Tetapi, kebebasan itu tidak pula diartikan berekspresi dan berpendapat seenaknya saja. Sebab, tentunya juga harus memperhatikan beberapa situasi, dimana terdapat ucapan dan pendapat itu dibatasi secara sah di hadapan hukum, seperti jika ujaran atau ekspresi melanggar hak orang lain, mendukung kebencian dan memicu diskriminasi atau kekerasan.

 

Salah-satu kebebasan berekpresi yang terpantau intensif oleh penulis adalah di daerah Kabupaten Tanah Datar, Provinsi Sumatera Barat.

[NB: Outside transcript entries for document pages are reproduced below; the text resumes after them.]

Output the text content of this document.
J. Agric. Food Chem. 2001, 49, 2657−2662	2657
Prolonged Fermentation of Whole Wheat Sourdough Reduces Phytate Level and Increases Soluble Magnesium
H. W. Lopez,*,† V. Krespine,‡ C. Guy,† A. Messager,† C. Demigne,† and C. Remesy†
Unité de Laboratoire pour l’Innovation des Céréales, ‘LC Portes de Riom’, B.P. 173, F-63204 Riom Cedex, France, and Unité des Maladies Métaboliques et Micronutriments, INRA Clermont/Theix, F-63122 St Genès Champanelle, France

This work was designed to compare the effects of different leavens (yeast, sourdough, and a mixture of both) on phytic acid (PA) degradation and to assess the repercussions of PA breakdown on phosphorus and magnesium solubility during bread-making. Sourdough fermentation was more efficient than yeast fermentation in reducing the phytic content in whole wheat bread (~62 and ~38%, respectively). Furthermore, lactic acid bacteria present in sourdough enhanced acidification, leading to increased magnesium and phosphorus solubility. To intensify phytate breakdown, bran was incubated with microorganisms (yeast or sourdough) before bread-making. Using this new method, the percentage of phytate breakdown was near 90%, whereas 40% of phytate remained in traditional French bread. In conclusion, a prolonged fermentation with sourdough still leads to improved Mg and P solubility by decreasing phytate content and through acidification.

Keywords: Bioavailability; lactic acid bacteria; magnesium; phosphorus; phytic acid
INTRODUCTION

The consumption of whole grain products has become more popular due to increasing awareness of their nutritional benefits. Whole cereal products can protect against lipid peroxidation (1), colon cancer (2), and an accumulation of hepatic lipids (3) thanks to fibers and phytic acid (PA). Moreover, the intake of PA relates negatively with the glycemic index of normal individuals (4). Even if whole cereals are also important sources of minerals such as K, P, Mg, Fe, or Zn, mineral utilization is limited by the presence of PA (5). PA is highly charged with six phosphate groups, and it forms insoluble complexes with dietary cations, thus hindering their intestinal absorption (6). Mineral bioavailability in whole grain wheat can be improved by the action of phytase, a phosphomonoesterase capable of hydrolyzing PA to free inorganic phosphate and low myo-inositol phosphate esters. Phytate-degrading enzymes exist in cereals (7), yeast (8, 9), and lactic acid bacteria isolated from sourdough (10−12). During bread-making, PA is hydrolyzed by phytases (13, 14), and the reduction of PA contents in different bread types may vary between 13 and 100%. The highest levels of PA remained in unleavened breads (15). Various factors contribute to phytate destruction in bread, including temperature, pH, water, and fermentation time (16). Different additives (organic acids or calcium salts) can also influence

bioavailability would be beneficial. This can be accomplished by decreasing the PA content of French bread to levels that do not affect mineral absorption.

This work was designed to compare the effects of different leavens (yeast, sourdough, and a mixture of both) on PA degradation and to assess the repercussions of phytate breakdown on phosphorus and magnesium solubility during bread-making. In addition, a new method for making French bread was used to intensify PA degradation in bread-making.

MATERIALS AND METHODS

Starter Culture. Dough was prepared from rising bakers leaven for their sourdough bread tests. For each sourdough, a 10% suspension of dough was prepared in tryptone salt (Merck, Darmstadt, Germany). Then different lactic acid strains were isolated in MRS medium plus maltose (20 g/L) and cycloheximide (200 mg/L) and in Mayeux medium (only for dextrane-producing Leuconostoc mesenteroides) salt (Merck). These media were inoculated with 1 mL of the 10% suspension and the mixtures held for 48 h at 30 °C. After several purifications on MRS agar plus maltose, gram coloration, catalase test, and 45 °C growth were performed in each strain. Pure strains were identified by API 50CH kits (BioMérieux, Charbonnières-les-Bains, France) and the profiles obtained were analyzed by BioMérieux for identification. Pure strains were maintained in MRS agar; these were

Beberapa orang di daerah itu, bisa dikatakan cukup aktif mengomentari terkait Eka Putra,SE, yang saat ini memimpin, selaku Bupati Tanah Datar aktif.

 

Dari pantauan itu, terkesan ada pula yang seakan sedang melakukan playing victim, yakni kondisi yang terjadi saat seseorang merasa dirinya merupakan korban dari hal-hal buruk yang ia alami. Yaitu, ia merasa terzolimi dan/ atau tidak diberikan keuntungan dari kepemimpinan Eka Putra tersebut, utamanya tentu salah-satunya keuntungan pribadi.

 

Sehingga, pendapat yang disampaikan dalam mengkoreksi dan mengomentari kepemimpinan Eka Putra itu, terkesan pula berada di area abu-abu, yaitu; antara mengkritik atau membully?.

 

Apabila dilihat dari segi pengertiannya, kritik adalah proses analisis dan evaluasi terhadap sesuatu, dengan tujuan untuk meningkatkan pemahaman, memperluas apresiasi, atau membantu memperbaiki pekerjaan.

 

Dan, kritik berasal dari bahasa Yunani; kritikos yang berarti ‘dapat didiskusikan’. Jika ekspresi pendapat yang disampaikan tersebut malah menimbulkan kebencian dari orang yang dikritik, maka tentunya tidak akan terjadi diskusi produktif dari kedua belah pihak.

 

Sedangkan, mem-bully/ bullying, memiliki arti yang berbeda dengan mengkritik, yaitu; perilaku agresif yang berulang, disengaja, dan memiliki tujuan untuk menyakiti, merendahkan, atau mendominasi orang lain secara emosional, fisik, atau mental. Tindakan bullying bisa terjadi dalam berbagai konteks, seperti di sekolah, tempat kerja, lingkungan online (cyberbullying), atau di tempat umum.

 

Kondisi abu-abu inilah yang dihadapi oleh seorang Eka Putra. Akan tetapi, Eka Putra, tampaknya bisa dianggap memiliki pribadi yang kuat dan piawai dalam menghadapi opini umum. Ia tidak beraksi dengan berbagai pendapat yang datang kepada dirinya itu, seakan tidak memperdulikannya dan tetap melaksanakan tugasnya dengan baik sebagai seorang pemimpin di daerah itu. Bisa saja, sikap diam Eka Putra ini menyembunyikan makna yang sangat mendalam dan mempersiapkan strategi matang untuk membalas kritik dan bully-an itu, hingga pembalasan telak datang secara tiba-tiba. Entahlah?. (*)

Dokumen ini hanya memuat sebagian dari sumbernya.